Overcoming ROS2 Foxy Challenges
Using ROS2 Foxy Fitzroy over Wireguard and LTE connections
In our project on building a watering robot for Schloss Pillnitz we need to connect the robot and the gardener over wide ranges, where WiFi is not sufficient. Therefore we decided for an LTE connection in combination with a Wireguard VPN.
The setup is very stable and connectivity is reliably given. However, we quickly figured out that ROS2 Foxy does not work out of the box in this setup, i.e. nodes on the gardener PC and the robot do not discover each other and hence cannot exchange information. Since ROS2 connectivity between these computers is crucial for our application, we analyzed the problem and came up with different approaches to resolve the issue.
The problem
ROS2 using the default middleware (FastRTPS or CycloneDDS) bases on DDS for data transport. The DDS discovery mechanism (i.e. that participants find each other in the network) is by default based on multicast UDP packets. However, Wireguard itself does not forward multicast UDP and hence the devices cannot find each other over the wireguard network. Moreover, we do not have root access to the wireguard gateway server and hence cannot adjust any setting on the gateway.
The solutions
There are two methods to overcome this issue: First, change DDS to not use multicast UDP but unicast for discovery. Second, allow multicast UDP over Wireguard.
- Using the initial peers list
- Using the FastDDS discovery server
- Using something ready-made, like Husarnet.
- Using SSH tunnels for forwarding multicast traffic
Both Option 1 and 2 correspond to adjusting ROS2 to use unicast. However, we could not get it to work reliably. For the initial peers, it becomes tough to integrate new devices ad-hoc into the same wifi, because one would need to add these to the initial peers as well. Solution 2 sounded really promising and was exactly what we needed. The tutorial was well written and it worked reliably with the simple talker
/ listener
examples. However, after we tested the method in our setup using the nav2
Navigation stack with tons of topics and services, the discovery server was not working reliably. Several restarts of the server were required to get the discovery to work and the discovery took very long if it worked at all. Moreover, in order to let ros2 topic list
and its colleages work, a configuration file is needed, which increases complexity of the deployment. Therefore we decided that the system was not ready for our use case. Maybe a newer version of ROS2/FastRTPS had these issues resolved, however we are fixed to ROS2 Foxy for different reasons.
Using SSH Tunnels for forwarding Multicast traffic
Given that ROS2/FastRTPS-native methods (i.e. Option 1, 2) did not work, we settled to enhance our Wireguard setup for multicast UDP. I researched a bit and came up with the ready-made solution Husarnet (Option 3 in the list above). However, following their tutorial it did not work - I could not get the simple talker/listener nodes find each other. Instead, Husarnet required root access and systemd
service installations and eventually changed my hostname and /etc/hosts
permanently and without notice, so I ditched it asap.

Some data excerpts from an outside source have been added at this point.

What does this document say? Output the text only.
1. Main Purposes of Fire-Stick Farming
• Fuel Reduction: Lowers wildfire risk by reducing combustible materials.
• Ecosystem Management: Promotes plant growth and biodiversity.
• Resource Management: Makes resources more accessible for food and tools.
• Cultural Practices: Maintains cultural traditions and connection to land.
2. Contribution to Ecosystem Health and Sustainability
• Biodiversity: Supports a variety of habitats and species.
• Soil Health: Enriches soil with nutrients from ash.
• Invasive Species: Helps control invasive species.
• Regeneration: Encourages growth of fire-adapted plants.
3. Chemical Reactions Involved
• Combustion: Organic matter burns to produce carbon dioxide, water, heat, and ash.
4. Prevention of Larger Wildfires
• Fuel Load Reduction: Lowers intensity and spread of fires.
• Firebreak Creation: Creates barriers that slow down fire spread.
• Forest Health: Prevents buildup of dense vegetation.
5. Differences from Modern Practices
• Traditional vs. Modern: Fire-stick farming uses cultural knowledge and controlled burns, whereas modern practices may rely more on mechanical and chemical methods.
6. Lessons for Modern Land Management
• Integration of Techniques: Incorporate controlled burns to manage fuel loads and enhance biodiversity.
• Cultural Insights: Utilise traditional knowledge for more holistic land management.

Next, I looked into SSH Tunnel Interfaces and they were exactly what we needed. Certainly, there are options such as OpenVPN or smcroute
, however, the SSH solution was quickest to setup and it worked out of the box. So, here's what we eventually did:
- Allow Tunneling on one device. Add
PermitTunnel yes
to/etc/ssh/sshd_config
. - Create TUN devices on both clients:
sudo ip tuntap add dev tun0 mode tun user $(logname) sudo ip addr add dev tun0 10.0.1.xx/24 sudo ip link set tun0 up
- start the tunnel from device
10.0.1.22
to the other (or vice versa)ssh -w 0:0 user@10.0.1.21
Now, any traffic is forwarded from the local address 10.0.1.aa
to the remote address 10.0.1.bb
, including UDP multicast traffic. And, accordingly, ROS2 nodes on both devices can discover each other. We tested this setup with the nav2
stack and our robots, and it worked reliably, even with many topics and services.
The interesting thing is, that after the nodes have discovered each other, the tunnel can be closed and still the nodes do communicate with each other. Hence, the DDS discovery protocol seems to negotiate the cheapest route, i.e. the point-to-point route directly over wireguard, without shifting the actual payload through the tunnel.
We are aware, that this solution does not scale well, i.e. one needs pairwise connections and TUN devices between all clients, but for our simple setup, where we have just 3 devices connected over wireguard, this works reasonably well.